(Öri Infos) – Le Togo porte ce vendredi 4 septembre à New York une résolution visant à promouvoir une représentation cartographique plus fidèle des superficies du monde. Baptisée « Correct the Map », cette initiative africaine bénéficie du soutien de la France, qui annonce également l’abandon de la projection de Mercator dans ses usages diplomatiques.
Le Togo porte une initiative africaine à l’ONU
Mandaté par l’Union africaine, le Togo défend à l’Assemblée générale des Nations unies une résolution consacrée à la représentation cartographique du monde. L’objectif est d’encourager l’utilisation de cartes qui reflètent davantage les superficies réelles des continents, notamment celle de l’Afrique.
Au cœur du débat se trouve la projection de Mercator, utilisée depuis le XVIe siècle et initialement conçue pour faciliter la navigation maritime.
Pourquoi Mercator fait-elle débat ?
Le problème ne tient pas à une erreur de calcul. Une carte étant une représentation plane d’une Terre sphérique, toute projection entraîne nécessairement certaines déformations.
Avec Mercator, celles-ci deviennent particulièrement importantes à mesure que l’on s’éloigne de l’Équateur. Les territoires proches des pôles apparaissent ainsi beaucoup plus grands qu’ils ne le sont réellement.
L’Afrique se retrouve notamment visuellement réduite par rapport à des territoires comme le Groenland, alors que sa superficie réelle est environ 14 fois supérieure à celle de ce dernier.
Pour les promoteurs de « Correct the Map », cette représentation répétée peut donc contribuer à façonner une perception disproportionnée de la taille des différentes régions du monde.
Pourquoi la France soutient-elle le Togo ?
La position française est avant tout celle d’une volonté de corriger les déformations cartographiques lorsqu’elles ne sont pas nécessaires.
Paris ne considère pas pour autant que la projection de Mercator doit disparaître de tous les usages. Elle conserve notamment son intérêt pour certaines applications techniques, comme la navigation.
En revanche, pour les représentations diplomatiques et institutionnelles du monde, la France estime désormais préférable de privilégier des projections qui rendent mieux compte des superficies réelles.
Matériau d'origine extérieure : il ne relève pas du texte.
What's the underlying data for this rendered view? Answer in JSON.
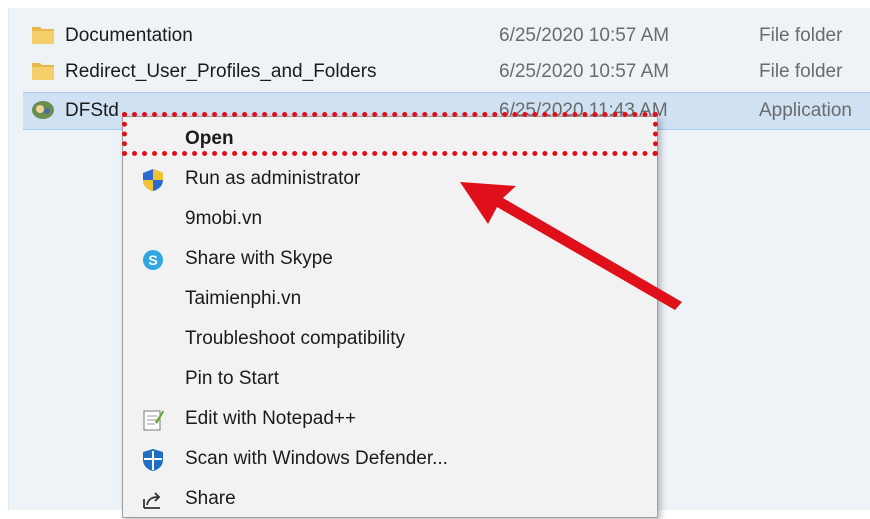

Le ministère français de l’Europe et des Affaires étrangères a officiellement annoncé le 4 septembre l’abandon de Mercator dans ses usages diplomatiques.
La France rejoint ainsi une démarche portée par l’Afrique et défendue par le Togo à l’ONU.
Un soutien français, mais une initiative d’abord togolaise
Pour Lomé, l’enjeu dépasse donc la seule question technique des cartes.
Le Togo est à l’origine de la démarche diplomatique menée au sein de l’ONU, avec le soutien de l’Union africaine. La résolution cherche notamment à encourager des représentations plus équilibrées dans les documents officiels, les supports éducatifs et d’autres usages institutionnels.
Le soutien de la France donne ainsi une portée supplémentaire à cette initiative togolaise, alors que Paris affirme vouloir contribuer à une représentation géographique plus équilibrée du monde.
Une résolution symbolique, mais pas une interdiction de Mercator
« Correct the Map » ne vise pas à interdire la projection de Mercator. Il s’agit plutôt d’encourager les États et les institutions à choisir, selon leurs besoins, des projections plus adaptées lorsqu’il est nécessaire de représenter fidèlement les superficies.
Pour le Togo et l’Afrique, le message est surtout symbolique : la manière de représenter le continent compte aussi dans la manière dont il est perçu.
La résolution adoptée à une large majorité
L’Assemblée générale de l’ONU a finalement adopté, vendredi 4 septembre à New York, la résolution « Correct the Map », portée par le Togo au nom de l’Union africaine. Le texte a recueilli 164 voix pour, une contre, celle des États-Unis, et six abstentions. Il encourage l’adoption de représentations cartographiques plus fidèles aux superficies réelles des continents, notamment celle de l’Afrique.